Writers hate the world because it gets in the way of the one in their mind. The one that lives behind their eyes that they are duty bound to make so perfect, that when you eventually do get an invitation to join them inside of it – you will never want to leave.

If you leave – we fail.

“Shiny Charizard.”

“Hank and I had met when we were both mature seven year olds in primary school and our friendship had begun with a rather vicious fight that ended with the two of us sitting with our parents in the head teachers office and a trip to accident and emergency. And what do seven year olds fight about, exactly?

Pokemon cards. More specifically, rare Pokemon cards.

And Henry Rosenbaum had had his eyes on my Charizard for weeks.”

From my current manuscript “Rooftops.”

“Liquid Agony.”

[her eyes] “They were watery and panicked, though everything about her demeanor denoted calm. Somewhere, Adam thought, underneath the violent blue of them, something was screaming in liquid agony. He then noticed her mouth, full lipped and the same brittle dusky pink that some rose petals possessed on their way to the grave. They seemed to have no moisture in them, papery and fragile, Adam imagined them dissolving in the rain.”

From a manuscript titled “Experiment.”

“Splendid and Shattering Thing.”

“Then she shocked Adam and actually smiled – no half crooked grin of agreement or understanding, but a smile so real and so threatening that he felt that smile curl up and go to sleep somewhere deep and dark in his brain, where, he decided, he may one day need to remember such a splendid and shattering thing.”

From a manuscript titled “Experiment.”

“Intimate and Intimidating.”

“They avoided each other and the subject of conversation as though he had asked her something seedy and secretive that shouldn’t be discussed with anyone at any time like favored masturbation techniques or who she saw in her minds eye when she came. Some things were so deeply in bedded in the dark places of a persons mind that when they are called to question, the conversation freezes and the tongue gets tied for fear of what the world may think of the company you keep inside yourself at such intimate and intimidating moments in time.”

From a manuscript titled “Experiment.”

“Falling.”

“There was always the chance of falling, this was known amongst the roof folk, but I’ve always thought it a strange facet of the human condition – our preoccupation with falling, I mean. We pretend we’re scared of falling but we’re not. We’re scared of the broken bones and infinite end. We’re scared of death, not the path we take to it.”
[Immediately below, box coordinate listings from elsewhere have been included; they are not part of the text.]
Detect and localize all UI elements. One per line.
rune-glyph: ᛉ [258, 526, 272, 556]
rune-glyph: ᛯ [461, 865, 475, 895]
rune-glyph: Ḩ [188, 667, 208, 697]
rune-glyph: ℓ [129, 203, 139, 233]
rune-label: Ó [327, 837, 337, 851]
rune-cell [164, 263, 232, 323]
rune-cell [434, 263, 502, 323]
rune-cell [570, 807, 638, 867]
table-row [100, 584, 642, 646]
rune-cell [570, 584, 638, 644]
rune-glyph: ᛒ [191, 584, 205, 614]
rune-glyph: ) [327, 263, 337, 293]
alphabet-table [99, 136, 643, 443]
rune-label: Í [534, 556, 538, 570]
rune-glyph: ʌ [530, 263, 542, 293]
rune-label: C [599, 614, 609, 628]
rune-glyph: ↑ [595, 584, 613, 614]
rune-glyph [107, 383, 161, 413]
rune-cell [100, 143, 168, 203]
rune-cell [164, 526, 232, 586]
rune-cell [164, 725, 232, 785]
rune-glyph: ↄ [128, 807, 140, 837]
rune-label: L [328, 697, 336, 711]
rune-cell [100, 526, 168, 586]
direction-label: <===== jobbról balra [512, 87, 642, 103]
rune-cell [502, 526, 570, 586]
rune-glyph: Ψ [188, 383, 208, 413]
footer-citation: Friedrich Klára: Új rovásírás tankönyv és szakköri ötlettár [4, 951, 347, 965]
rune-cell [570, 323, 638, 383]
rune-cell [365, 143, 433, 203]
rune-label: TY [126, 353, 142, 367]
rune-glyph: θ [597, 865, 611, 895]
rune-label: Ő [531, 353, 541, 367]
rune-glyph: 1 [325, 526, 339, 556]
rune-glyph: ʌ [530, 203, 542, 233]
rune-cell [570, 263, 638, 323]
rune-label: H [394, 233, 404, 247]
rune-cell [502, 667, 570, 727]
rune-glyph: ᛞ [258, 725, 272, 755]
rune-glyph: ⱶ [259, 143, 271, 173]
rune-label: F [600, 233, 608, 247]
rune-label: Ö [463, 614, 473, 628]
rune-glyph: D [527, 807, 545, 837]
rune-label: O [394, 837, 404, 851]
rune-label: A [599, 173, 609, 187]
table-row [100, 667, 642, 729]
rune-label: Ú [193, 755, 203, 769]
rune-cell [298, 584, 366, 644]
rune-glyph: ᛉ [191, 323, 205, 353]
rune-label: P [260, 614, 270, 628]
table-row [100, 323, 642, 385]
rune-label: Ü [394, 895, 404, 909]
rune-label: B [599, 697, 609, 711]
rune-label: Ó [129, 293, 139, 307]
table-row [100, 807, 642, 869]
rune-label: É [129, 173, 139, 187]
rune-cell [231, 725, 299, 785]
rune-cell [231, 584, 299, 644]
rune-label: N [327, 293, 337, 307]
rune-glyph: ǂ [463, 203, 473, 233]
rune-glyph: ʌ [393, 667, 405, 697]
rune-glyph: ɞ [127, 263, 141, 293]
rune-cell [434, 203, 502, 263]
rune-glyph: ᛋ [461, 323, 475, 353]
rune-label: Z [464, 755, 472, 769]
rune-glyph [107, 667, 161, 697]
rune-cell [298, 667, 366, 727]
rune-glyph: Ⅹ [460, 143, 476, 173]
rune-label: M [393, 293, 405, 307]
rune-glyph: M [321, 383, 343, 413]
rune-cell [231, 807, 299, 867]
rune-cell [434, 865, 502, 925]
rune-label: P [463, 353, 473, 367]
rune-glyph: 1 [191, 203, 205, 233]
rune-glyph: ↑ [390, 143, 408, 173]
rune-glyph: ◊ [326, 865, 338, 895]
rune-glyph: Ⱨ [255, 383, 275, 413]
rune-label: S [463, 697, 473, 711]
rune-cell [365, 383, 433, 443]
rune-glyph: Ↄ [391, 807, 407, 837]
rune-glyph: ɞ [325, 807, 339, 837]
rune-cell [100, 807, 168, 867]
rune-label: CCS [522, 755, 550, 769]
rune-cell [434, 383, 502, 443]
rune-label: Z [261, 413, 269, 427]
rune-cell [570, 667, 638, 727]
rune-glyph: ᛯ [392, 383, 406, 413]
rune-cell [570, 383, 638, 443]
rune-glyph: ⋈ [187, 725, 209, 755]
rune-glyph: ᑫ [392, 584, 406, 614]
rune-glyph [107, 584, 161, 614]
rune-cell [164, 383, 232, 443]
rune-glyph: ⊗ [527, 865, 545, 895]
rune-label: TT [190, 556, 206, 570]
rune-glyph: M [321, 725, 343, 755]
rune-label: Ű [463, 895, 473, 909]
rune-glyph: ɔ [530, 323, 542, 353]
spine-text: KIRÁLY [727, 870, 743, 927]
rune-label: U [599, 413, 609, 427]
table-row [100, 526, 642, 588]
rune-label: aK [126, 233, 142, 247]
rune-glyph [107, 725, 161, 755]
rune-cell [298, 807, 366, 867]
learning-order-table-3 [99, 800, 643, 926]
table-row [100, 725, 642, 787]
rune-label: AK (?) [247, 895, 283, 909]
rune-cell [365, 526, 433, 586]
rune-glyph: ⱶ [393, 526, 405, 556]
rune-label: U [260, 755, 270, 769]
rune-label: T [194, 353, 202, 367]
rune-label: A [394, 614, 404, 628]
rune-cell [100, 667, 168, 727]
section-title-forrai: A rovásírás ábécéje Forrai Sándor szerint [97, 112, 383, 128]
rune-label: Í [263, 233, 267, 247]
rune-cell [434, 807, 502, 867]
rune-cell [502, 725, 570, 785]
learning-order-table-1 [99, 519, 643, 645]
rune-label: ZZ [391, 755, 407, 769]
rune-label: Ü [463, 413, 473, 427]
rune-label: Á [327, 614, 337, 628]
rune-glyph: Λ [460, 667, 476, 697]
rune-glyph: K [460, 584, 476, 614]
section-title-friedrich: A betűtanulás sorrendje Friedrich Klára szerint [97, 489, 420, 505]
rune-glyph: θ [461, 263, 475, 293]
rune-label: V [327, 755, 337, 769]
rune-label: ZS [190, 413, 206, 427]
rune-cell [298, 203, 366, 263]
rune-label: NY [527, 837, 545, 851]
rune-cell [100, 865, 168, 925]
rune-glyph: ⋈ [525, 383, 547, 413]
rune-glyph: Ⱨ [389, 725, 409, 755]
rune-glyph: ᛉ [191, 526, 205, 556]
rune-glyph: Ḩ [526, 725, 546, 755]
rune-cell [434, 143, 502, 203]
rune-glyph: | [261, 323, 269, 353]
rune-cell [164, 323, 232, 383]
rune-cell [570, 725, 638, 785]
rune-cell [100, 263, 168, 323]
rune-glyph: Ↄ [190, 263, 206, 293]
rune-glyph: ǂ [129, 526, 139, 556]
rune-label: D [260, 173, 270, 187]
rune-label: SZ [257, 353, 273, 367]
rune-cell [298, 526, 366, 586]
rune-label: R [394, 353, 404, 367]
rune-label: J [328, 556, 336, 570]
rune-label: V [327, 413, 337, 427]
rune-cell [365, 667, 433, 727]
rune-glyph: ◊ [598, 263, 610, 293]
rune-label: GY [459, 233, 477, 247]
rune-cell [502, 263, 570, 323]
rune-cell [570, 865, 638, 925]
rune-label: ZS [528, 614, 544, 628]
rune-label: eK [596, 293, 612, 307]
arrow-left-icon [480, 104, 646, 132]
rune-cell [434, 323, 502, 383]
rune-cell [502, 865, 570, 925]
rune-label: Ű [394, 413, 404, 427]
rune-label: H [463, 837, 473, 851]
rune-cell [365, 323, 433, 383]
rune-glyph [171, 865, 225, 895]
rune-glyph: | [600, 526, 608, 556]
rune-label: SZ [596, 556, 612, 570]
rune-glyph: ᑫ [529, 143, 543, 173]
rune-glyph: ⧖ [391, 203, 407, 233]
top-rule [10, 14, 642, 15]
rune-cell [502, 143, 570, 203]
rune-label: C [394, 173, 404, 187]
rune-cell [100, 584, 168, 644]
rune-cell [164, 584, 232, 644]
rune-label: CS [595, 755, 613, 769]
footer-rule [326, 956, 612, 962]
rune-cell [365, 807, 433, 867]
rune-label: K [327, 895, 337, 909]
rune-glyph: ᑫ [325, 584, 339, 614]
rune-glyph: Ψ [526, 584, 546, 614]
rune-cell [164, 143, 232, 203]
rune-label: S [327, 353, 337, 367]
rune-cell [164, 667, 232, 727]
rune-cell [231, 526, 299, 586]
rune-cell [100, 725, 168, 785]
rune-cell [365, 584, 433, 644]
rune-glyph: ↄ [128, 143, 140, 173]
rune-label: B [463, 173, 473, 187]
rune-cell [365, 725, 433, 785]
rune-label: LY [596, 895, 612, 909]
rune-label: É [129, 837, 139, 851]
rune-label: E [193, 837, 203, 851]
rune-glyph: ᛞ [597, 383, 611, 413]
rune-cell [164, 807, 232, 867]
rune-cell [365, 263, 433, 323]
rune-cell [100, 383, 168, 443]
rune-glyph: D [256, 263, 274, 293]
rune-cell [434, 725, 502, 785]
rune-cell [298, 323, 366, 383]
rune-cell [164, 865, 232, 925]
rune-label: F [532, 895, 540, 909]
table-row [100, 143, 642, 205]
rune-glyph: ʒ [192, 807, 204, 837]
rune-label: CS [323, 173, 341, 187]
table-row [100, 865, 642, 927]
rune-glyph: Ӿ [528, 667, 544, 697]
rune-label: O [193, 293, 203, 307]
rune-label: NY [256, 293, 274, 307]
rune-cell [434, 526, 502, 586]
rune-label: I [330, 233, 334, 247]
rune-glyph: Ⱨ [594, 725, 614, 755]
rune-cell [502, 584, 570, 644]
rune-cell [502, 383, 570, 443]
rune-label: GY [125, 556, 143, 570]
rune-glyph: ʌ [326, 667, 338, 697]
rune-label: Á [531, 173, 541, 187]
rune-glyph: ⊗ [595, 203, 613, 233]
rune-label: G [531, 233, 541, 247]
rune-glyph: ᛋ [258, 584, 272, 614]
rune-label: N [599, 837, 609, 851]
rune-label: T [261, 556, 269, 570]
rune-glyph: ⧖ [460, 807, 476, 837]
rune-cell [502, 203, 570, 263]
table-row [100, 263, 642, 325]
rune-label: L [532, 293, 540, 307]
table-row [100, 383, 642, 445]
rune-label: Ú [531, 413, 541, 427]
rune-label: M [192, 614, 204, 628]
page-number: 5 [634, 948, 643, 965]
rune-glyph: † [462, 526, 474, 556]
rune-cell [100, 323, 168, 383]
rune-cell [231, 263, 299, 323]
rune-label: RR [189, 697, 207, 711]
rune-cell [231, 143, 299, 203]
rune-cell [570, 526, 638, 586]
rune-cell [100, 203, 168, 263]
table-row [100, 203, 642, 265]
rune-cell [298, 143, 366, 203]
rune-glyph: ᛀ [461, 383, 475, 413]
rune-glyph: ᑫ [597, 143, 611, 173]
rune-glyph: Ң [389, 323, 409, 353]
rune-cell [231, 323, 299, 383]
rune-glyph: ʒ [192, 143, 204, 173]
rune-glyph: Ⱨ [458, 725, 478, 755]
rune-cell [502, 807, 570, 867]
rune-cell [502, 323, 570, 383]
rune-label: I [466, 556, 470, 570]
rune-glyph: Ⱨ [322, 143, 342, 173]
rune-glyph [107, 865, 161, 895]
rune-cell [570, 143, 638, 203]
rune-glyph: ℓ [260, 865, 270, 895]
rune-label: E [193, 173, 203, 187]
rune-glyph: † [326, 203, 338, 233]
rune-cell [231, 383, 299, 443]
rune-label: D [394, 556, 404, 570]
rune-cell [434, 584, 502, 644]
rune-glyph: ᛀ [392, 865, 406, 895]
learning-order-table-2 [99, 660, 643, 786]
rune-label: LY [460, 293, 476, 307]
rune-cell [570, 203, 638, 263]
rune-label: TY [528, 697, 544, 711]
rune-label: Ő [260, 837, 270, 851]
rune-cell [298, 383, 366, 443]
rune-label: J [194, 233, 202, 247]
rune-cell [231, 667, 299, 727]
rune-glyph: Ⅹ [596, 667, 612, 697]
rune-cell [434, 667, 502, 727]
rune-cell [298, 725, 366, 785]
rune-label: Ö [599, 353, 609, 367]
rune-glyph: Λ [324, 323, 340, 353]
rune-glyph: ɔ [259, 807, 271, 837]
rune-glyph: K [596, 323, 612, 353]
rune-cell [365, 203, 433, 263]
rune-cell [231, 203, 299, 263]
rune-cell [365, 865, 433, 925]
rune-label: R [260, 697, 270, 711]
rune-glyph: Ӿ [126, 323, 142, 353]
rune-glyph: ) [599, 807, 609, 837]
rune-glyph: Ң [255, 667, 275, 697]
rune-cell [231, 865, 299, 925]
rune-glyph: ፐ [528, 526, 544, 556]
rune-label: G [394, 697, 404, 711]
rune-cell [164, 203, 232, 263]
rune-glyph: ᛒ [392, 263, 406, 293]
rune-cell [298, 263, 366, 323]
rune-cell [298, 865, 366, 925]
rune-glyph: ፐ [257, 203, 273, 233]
From my current manuscript, “Rooftops”.

“Hounds of Hormone Hell.”

“April asked, her face all freckles and fat. It was cute then, the roundness of her face, the little paunch of belly that hung over some of her tighter jeans; but I knew it wouldn’t be cute forever. I was banking on April ending up fat and ugly, with crooked teeth and oily, acne riddled skin. All the things that I had waited for puberty to deliver to me that had never come, in some way I hoped the hounds of hormone hell were stockpiling for my oh so cute and cuddly sister.”

From my current manuscript, “Rooftops”.